Il nostro paese in questi giorni è impegnato in un ponte umanitario con l’Afghanistan. Come si stanno organizzando i Comuni?

«L’Anci ha da subito proposto una collaborazione ai ministeri dell’Interno e della Difesa per assicurare il supporto dei Comuni alle operazioni di accoglienza delle famiglie afghane, che in questo momento sono gestite a livello nazionale. Abbiamo una rete di strutture, nell’ambito del progetto Sprar, oggi Sai, con alcuni posti che sono destinati, per la legge 141 del 2014, proprio ai cittadini afghani, che può essere estesa e rimodulata secondo le necessità. Abbiamo chiesto di essere coinvolti nella gestione per attuare un sistema di accoglienza diffusa sul territorio nazionale, evitando concentrazioni in poche zone così da non creare tensioni sociali sui territori e favorire l’integrazione».

Il sindaco di Firenze Nardella, parlando a Repubblica, ha spiegato che non basterà dare solo una prima accoglienza, ma garantire un futuro a chi arriverà nel nostro paese. Condivide questa posizione?

«Senza dubbio. Per far sì che questo avvenga l’accoglienza deve essere diffusa. Quando qualche anno, alla luce di alcuni episodi verificatisi in diversi Comuni dove al cospetto di una popolazione di poche migliaia di residenti furono inviati migliaia di migranti, avevamo chiaro proprio questo principio. Per me l’integrazione passa da un’accoglienza che abbia delle regole, per lo più di buon senso. Se in un comune di tremila abitanti arrivano mille persone di diverse nazionalità è ovvio che la popolazione tenderà a rifiutare questo percorso né le istituzioni, soprattutto quelle territoriali, potranno offrire servizi adeguati e opportunità. Nei casi in cui si sono verificate in passato queste situazioni non c’è stata integrazione ma non si è potuto neanche parlare di accoglienza. Se invece mettiamo in atto un sistema di accoglienza diffusa, succede che in un comune di 3000 abitanti arrivano meno di 10 persone. In questo caso si possono davvero istruire processi di integrazione positivi».

Un percorso non sempre facile.

«Certamente occorre, come dicevo prima, gestire la collocazione delle persone in maniera ragionata e dando la possibilità ai territori di integrare queste persone.
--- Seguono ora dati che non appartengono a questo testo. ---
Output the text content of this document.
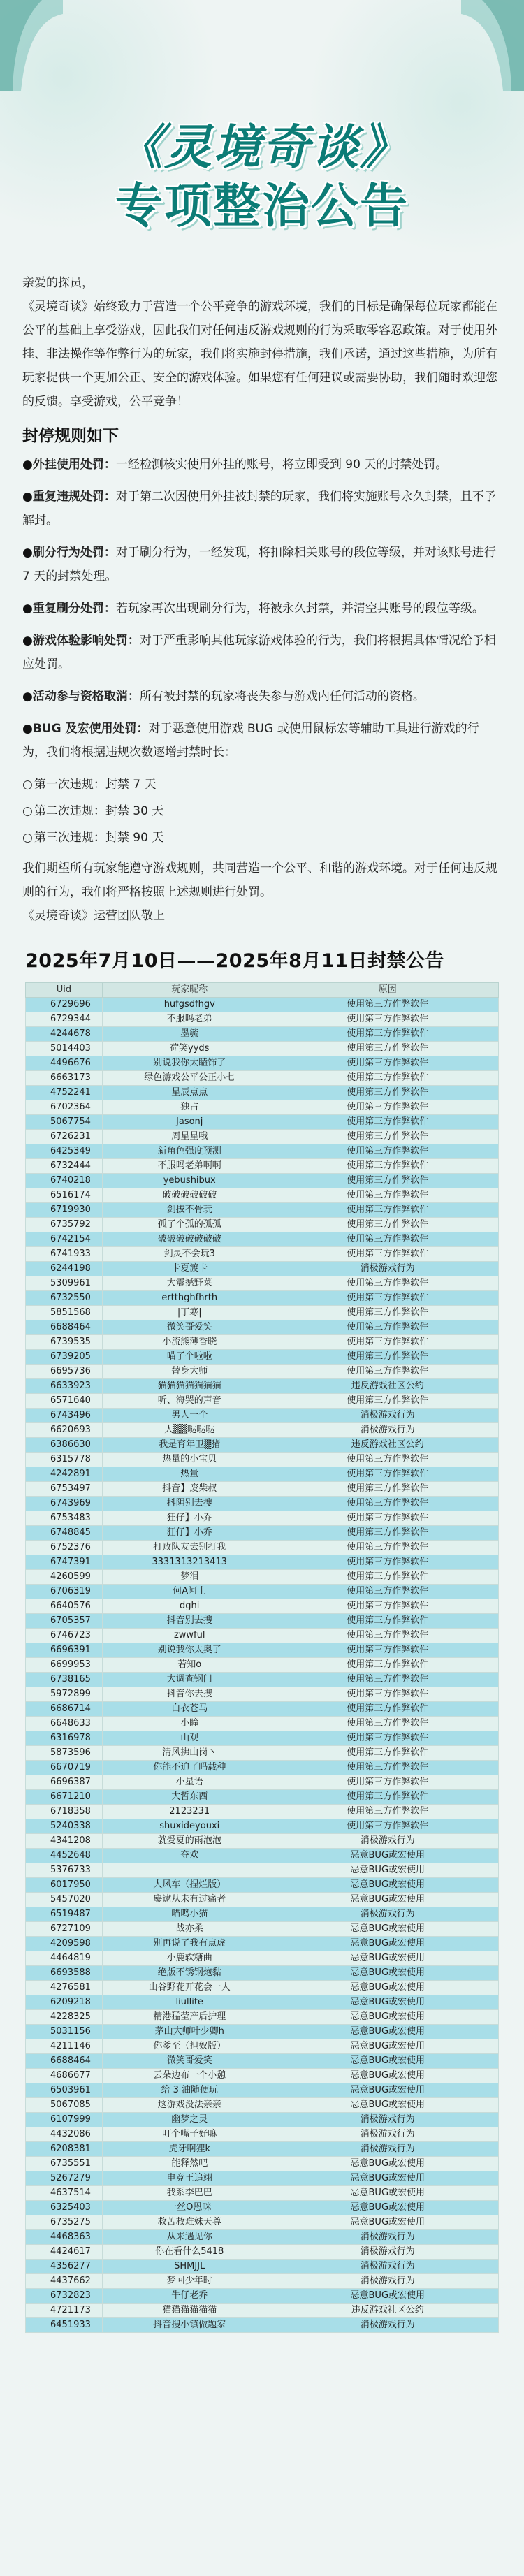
《灵境奇谈》
专项整治公告

亲爱的探员，

《灵境奇谈》始终致力于营造一个公平竞争的游戏环境，我们的目标是确保每位玩家都能在公平的基础上享受游戏，因此我们对任何违反游戏规则的行为采取零容忍政策。对于使用外挂、非法操作等作弊行为的玩家，我们将实施封停措施，我们承诺，通过这些措施，为所有玩家提供一个更加公正、安全的游戏体验。如果您有任何建议或需要协助，我们随时欢迎您的反馈。享受游戏，公平竞争！

封停规则如下
●外挂使用处罚：一经检测核实使用外挂的账号，将立即受到 90 天的封禁处罚。
●重复违规处罚：对于第二次因使用外挂被封禁的玩家，我们将实施账号永久封禁，且不予解封。
●刷分行为处罚：对于刷分行为，一经发现，将扣除相关账号的段位等级，并对该账号进行 7 天的封禁处理。
●重复刷分处罚：若玩家再次出现刷分行为，将被永久封禁，并清空其账号的段位等级。
●游戏体验影响处罚：对于严重影响其他玩家游戏体验的行为，我们将根据具体情况给予相应处罚。
●活动参与资格取消：所有被封禁的玩家将丧失参与游戏内任何活动的资格。
●BUG 及宏使用处罚：对于恶意使用游戏 BUG 或使用鼠标宏等辅助工具进行游戏的行为，我们将根据违规次数逐增封禁时长：
○ 第一次违规：封禁 7 天
○ 第二次违规：封禁 30 天
○ 第三次违规：封禁 90 天
我们期望所有玩家能遵守游戏规则，共同营造一个公平、和谐的游戏环境。对于任何违反规则的行为，我们将严格按照上述规则进行处罚。
《灵境奇谈》运营团队敬上
2025年7月10日——2025年8月11日封禁公告
Uid	玩家昵称	原因
6729696	hufgsdfhgv	使用第三方作弊软件
6729344	不服吗老弟	使用第三方作弊软件
4244678	墨毓	使用第三方作弊软件
5014403	荷笑yyds	使用第三方作弊软件
4496676	别说我你太瞌饰了	使用第三方作弊软件
6663173	绿色游戏公平公正小七	使用第三方作弊软件
4752241	星辰点点	使用第三方作弊软件
6702364	独占	使用第三方作弊软件
5067754	Jasonj	使用第三方作弊软件
6726231	周星星哦	使用第三方作弊软件
6425349	新角色强度预测	使用第三方作弊软件
6732444	不服吗老弟啊啊	使用第三方作弊软件
6740218	yebushibux	使用第三方作弊软件
6516174	破破破破破破	使用第三方作弊软件
6719930	剑拔不骨玩	使用第三方作弊软件
6735792	孤了个孤的孤孤	使用第三方作弊软件
6742154	破破破破破破破	使用第三方作弊软件
6741933	剑灵不会玩3	使用第三方作弊软件
6244198	卡夏渡卡	消极游戏行为
5309961	大震撼野菜	使用第三方作弊软件
6732550	ertthghfhrth	使用第三方作弊软件
5851568	|丁寒|	使用第三方作弊软件
6688464	微笑哥爱笑	使用第三方作弊软件
6739535	小流熊薄香晓	使用第三方作弊软件
6739205	喵了个啦啦	使用第三方作弊软件
6695736	替身大师	使用第三方作弊软件
6633923	猫猫猫猫猫猫猫	违反游戏社区公约
6571640	听、海哭的声音	使用第三方作弊软件
6743496	男人一个	消极游戏行为
6620693	大▒▒哒哒哒	消极游戏行为
6386630	我是育年卫▒猪	违反游戏社区公约
6315778	热量的小宝贝	使用第三方作弊软件
4242891	热量	使用第三方作弊软件
6753497	抖音】废柴叔	使用第三方作弊软件
6743969	抖阴别去搜	使用第三方作弊软件
6753483	狂仔】小乔	使用第三方作弊软件
6748845	狂仔】小乔	使用第三方作弊软件
6752376	打败队友去别打我	使用第三方作弊软件
6747391	3331313213413	使用第三方作弊软件
4260599	梦泪	使用第三方作弊软件
6706319	何A阿士	使用第三方作弊软件
6640576	dghi	使用第三方作弊软件
6705357	抖音别去搜	使用第三方作弊软件
6746723	zwwful	使用第三方作弊软件
6696391	别说我你太奥了	使用第三方作弊软件
6699953	若知o	使用第三方作弊软件
6738165	大调查钢门	使用第三方作弊软件
5972899	抖音你去搜	使用第三方作弊软件
6686714	白衣苍马	使用第三方作弊软件
6648633	小瞳	使用第三方作弊软件
6316978	山观	使用第三方作弊软件
5873596	清风拂山岗丶	使用第三方作弊软件
6670719	你能不迫了吗载种	使用第三方作弊软件
6696387	小星语	使用第三方作弊软件
6671210	大哲东西	使用第三方作弊软件
6718358	2123231	使用第三方作弊软件
5240338	shuxideyouxi	使用第三方作弊软件
4341208	就爱夏的雨泡泡	消极游戏行为
4452648	夺欢	恶意BUG或宏使用
5376733		恶意BUG或宏使用
6017950	大风车（捏烂版）	恶意BUG或宏使用
5457020	鏖逮从未有过痛者	恶意BUG或宏使用
6519487	喵鸣小猫	消极游戏行为
6727109	战亦柔	恶意BUG或宏使用
4209598	别再说了我有点虚	恶意BUG或宏使用
4464819	小鹿软糖曲	恶意BUG或宏使用
6693588	绝版不锈钢炮黏	恶意BUG或宏使用
4276581	山谷野花开花会一人	恶意BUG或宏使用
6209218	liullite	恶意BUG或宏使用
4228325	精港猛莹产后护理	恶意BUG或宏使用
5031156	茅山大师叶少卿h	恶意BUG或宏使用
4211146	你爹至（担奴版）	恶意BUG或宏使用
6688464	微笑哥爱笑	恶意BUG或宏使用
4686677	云朵边布一个小憩	恶意BUG或宏使用
6503961	给 3 油随便玩	恶意BUG或宏使用
5067085	这游戏没法亲亲	恶意BUG或宏使用
6107999	幽梦之灵	消极游戏行为
4432086	叮个嘴子好嘛	消极游戏行为
6208381	虎牙啊狸k	消极游戏行为
6735551	能释然吧	恶意BUG或宏使用
5267279	电竞王追翊	恶意BUG或宏使用
4637514	我系李巴巴	恶意BUG或宏使用
6325403	一丝O恩咪	恶意BUG或宏使用
6735275	救苦救难妹天尊	恶意BUG或宏使用
4468363	从来遇见你	消极游戏行为
4424617	你在看什么5418	消极游戏行为
4356277	SHMJJL	消极游戏行为
4437662	梦回少年时	消极游戏行为
6732823	牛仔老乔	恶意BUG或宏使用
4721173	猫猫猫猫猫猫	违反游戏社区公约
6451933	抖音搜小镇做题家	消极游戏行为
Il nostro è un paese capace di grandi slanci di solidarietà ma occorre dare ai cittadini e alle istituzioni territoriali la possibilità di accogliere davvero queste persone, non soltanto con spirito caritatevole, ma anche offrendo servizi e opportunità. In questo modo avere la possibilità non solo di accogliere ma anche di accompagnare le comunità locali in un percorso di conoscenza e integrazione. Questa è la sfida che abbiamo davanti, nessuno pensa che sarà facile, ma abbiamo gli strumenti per gestirla insieme».

L’Anci però ha chiesto al governo un impegno per sostenere i Comuni.

«La rete Sai diffusa su tutto il territorio nazionale è finanziata dallo Stato e per ampliarla servono fondi, che certamente i Comuni non possono distogliere dai loro bilanci. Stiamo lentamente venendo fuori da un momento complicato per quanto riguarda la finanza locale.
Abbiamo dovuto fare i conti con una riduzione drastica delle entrate dovuta alle agevolazioni legate alla pandemia e nonostante i ristori del governo tanti Comuni fanno fatica a chiudere i bilanci. Per questo è necessario che il governo intervenga con fondi ulteriori ».

I sindaci hanno un rapporto diretto il territorio. Come stanno rispondendo i cittadini?

«L’Italia è un paese straordinario, capace di grandi manifestazioni di solidarietà. È bastato il passaparola tra associazioni, scuole, parrocchie e rete di volontari che si sono moltiplicate le disponibilità di famiglie pronte ad accogliere, non solo i minori ma intere famiglie. In tanti si stanno mobilitando per accogliere e mettere su una rete di protezione sociale delle persone che arriveranno.
Persone che si sono viste costrette a lasciare la propria casa perché in pericolo. Noi abbiamo il dovere istituzionale e umano di tendere la mano a chi ha provato negli ultimi anni a costruirsi un futuro libero e civile a casa propria».